Write the procedure (decode bits huffman-tree). This procedure takes two arguments: bits is a list of 0's and 1's, and huffman-tree is a huffman tree. The procedure should return the list of symbols encoded by bits using the huffman tree. You need not do any error checking. You may assume the following code is defined already:

;; representing huffman trees

(define (make-leaf symbol weight)
  (list 'leaf symbol weight))

(define (leaf? object)
  (eq? (car object) 'leaf))

(define (symbol-leaf x) (cadr x))

(define (weight-leaf x) (caddr x))

(define (make-code-tree left right)
  (list left
        right
        (append (symbols left) (symbols right))
        (+ (weight left) (weight right))))

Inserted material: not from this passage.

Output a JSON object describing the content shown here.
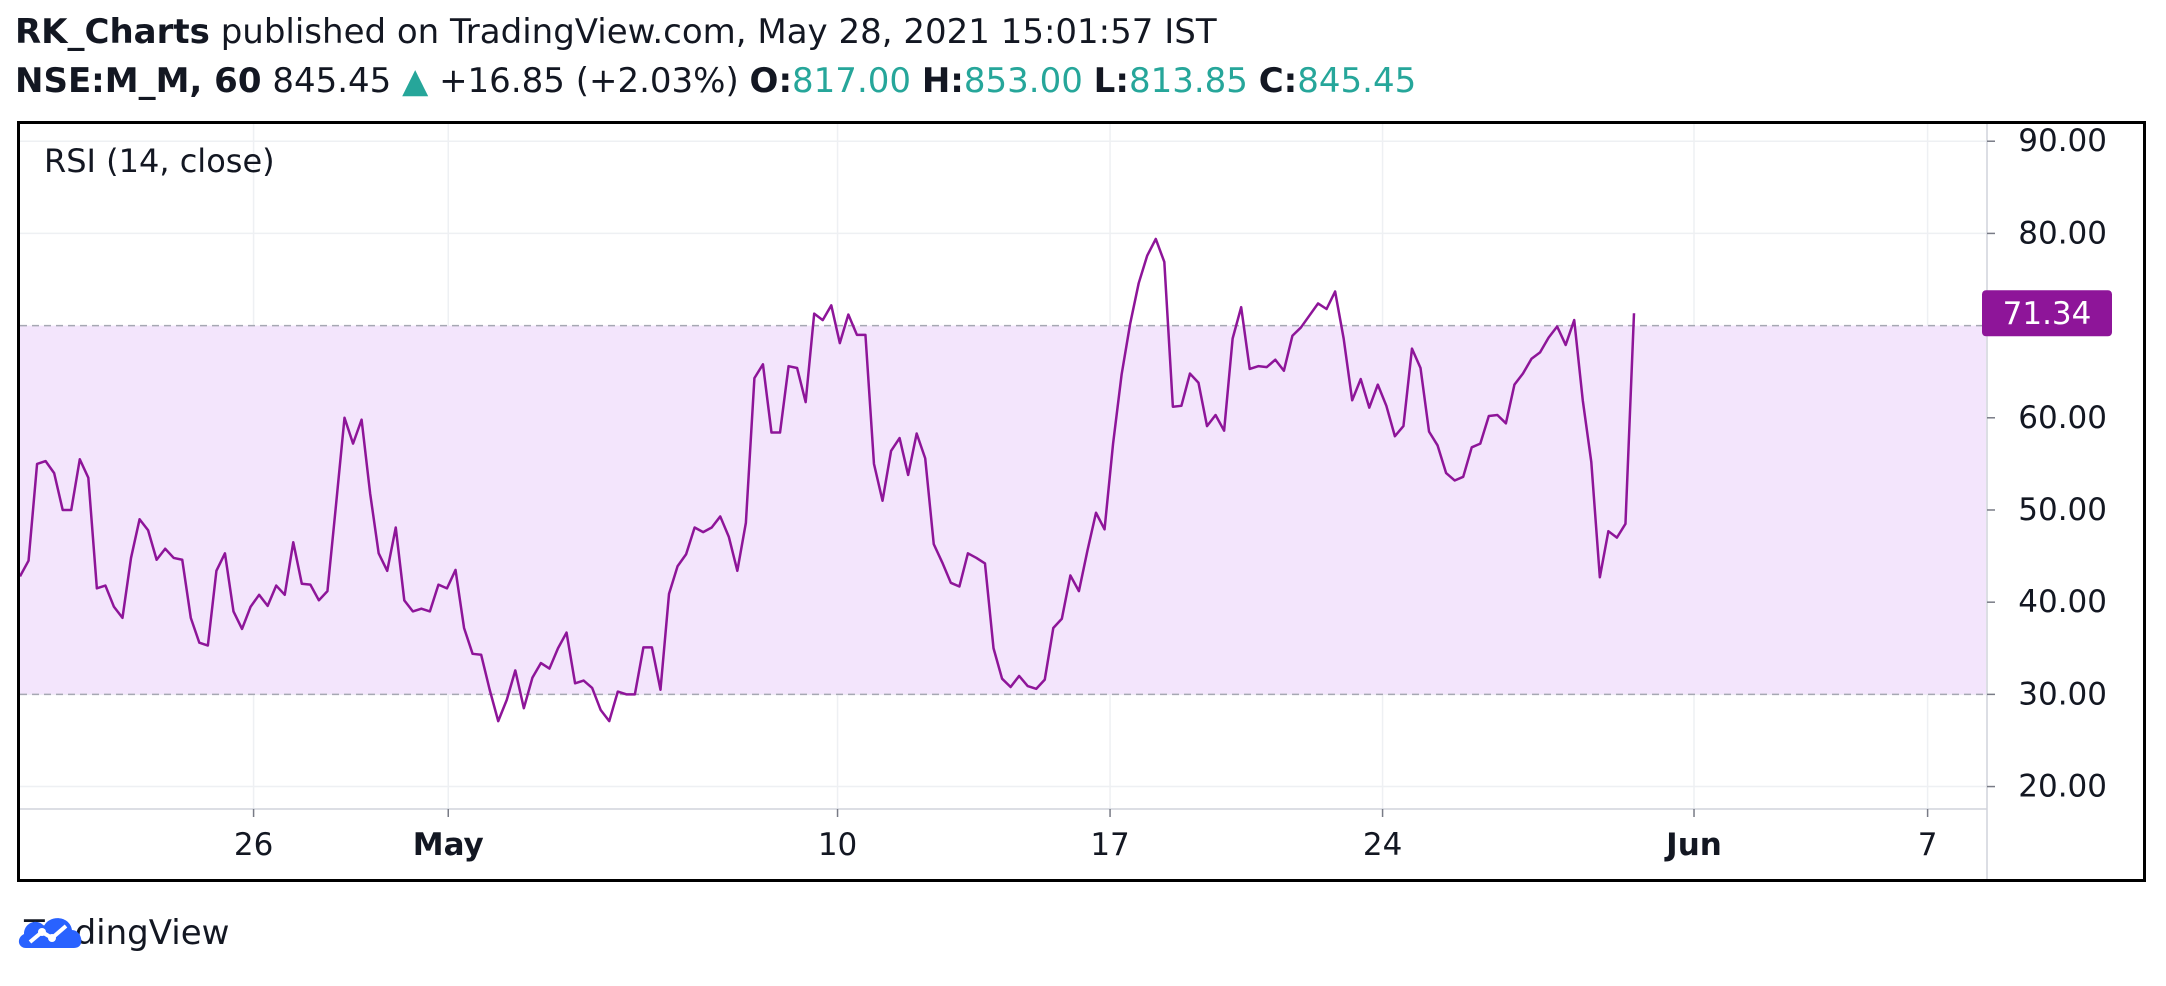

(define (left-branch tree) (car tree))

(define (right-branch tree) (cadr tree))

(define (symbols tree)
  (if (leaf? tree)
      (list (symbol-leaf tree))
      (caddr tree)))

(define (weight tree)
  (if (leaf? tree)
      (weight-leaf tree)
      (cadddr tree)))

Problem 6. (5 points)

In Problem 5, let

t be the number of nodes in huffman-tree,
d be the depth of huffman-tree, and
n be the length of the list bits.

In terms of the variables above, how long (in terms of theta notation) does it take your procedure (decode bits huffman-tree) to run?

Problem 7. (10 points)

In software-testing applications, it is useful to be able to count the number of times a given procedure is called during the course of a computation. Write a procedure make-monitored that takes as input a procedure f of one input. The result returned by make-monitored is a procedure of one argument, say mf, that keeps track of the number of times it has been called by maintaining an internal counter. If the input to mf is the special symbol how-many-calls?, then mf returns the value of the counter. If the input is the special symbol reset-count, then mf resets the counter to zero. For any other input, mf returns the result of calling f on that input and increments the counter. For example:

 
 
: (define s (make-monitored sqrt))

: (s 100)
10

: (s 'how-many-calls?)
1

Problem 8. (10 points)

Define a procedure mul-streams, analagous to the add-streams procedure we saw in class, which takes two streams as arguments and returns the stream consisting of the element-wise product of its two input streams.
Complete the following definition of the stream whose nth element (n = 0, 1, 2, ...) is n factorial: : (define factorials (s-cons 1 (mul-streams )))

Problem 9. (10 points)

Consider the following code:


: (define y 5)

: (define (foo x)
    (set! x 3)
    x)

: (foo y)
3

: y
5

Notice that the value of y is unchanged. In some cases, it is desirable for the value of y (or whatever variable is passed in a call to "foo") to be altered by "foo". In this case, the argument to "foo" is called a variable parameter You are to write a data structure that will implement this:

Define a constructor (make-vp x) ("vp" stands for variable-parameter, "x" is a number), a selector (value vp), and a mutator (set-vp! vp y) (this sets "vp" to "y") to implement variable parameters. For example, your data structure would allow the following interaction:

: (define y (make-vp 5))

: (value y)
5

: (define (foo vp)
    (set-vp! vp 3)
    (value vp))

: (foo y)
3
: (value y)
3

Problem 10. (10 points)

Write a procedure (cycle? x) that detects if there is any cycle whatsoever in list structure x. The cycle may involve taking CARs, CDRs, or any combination of them.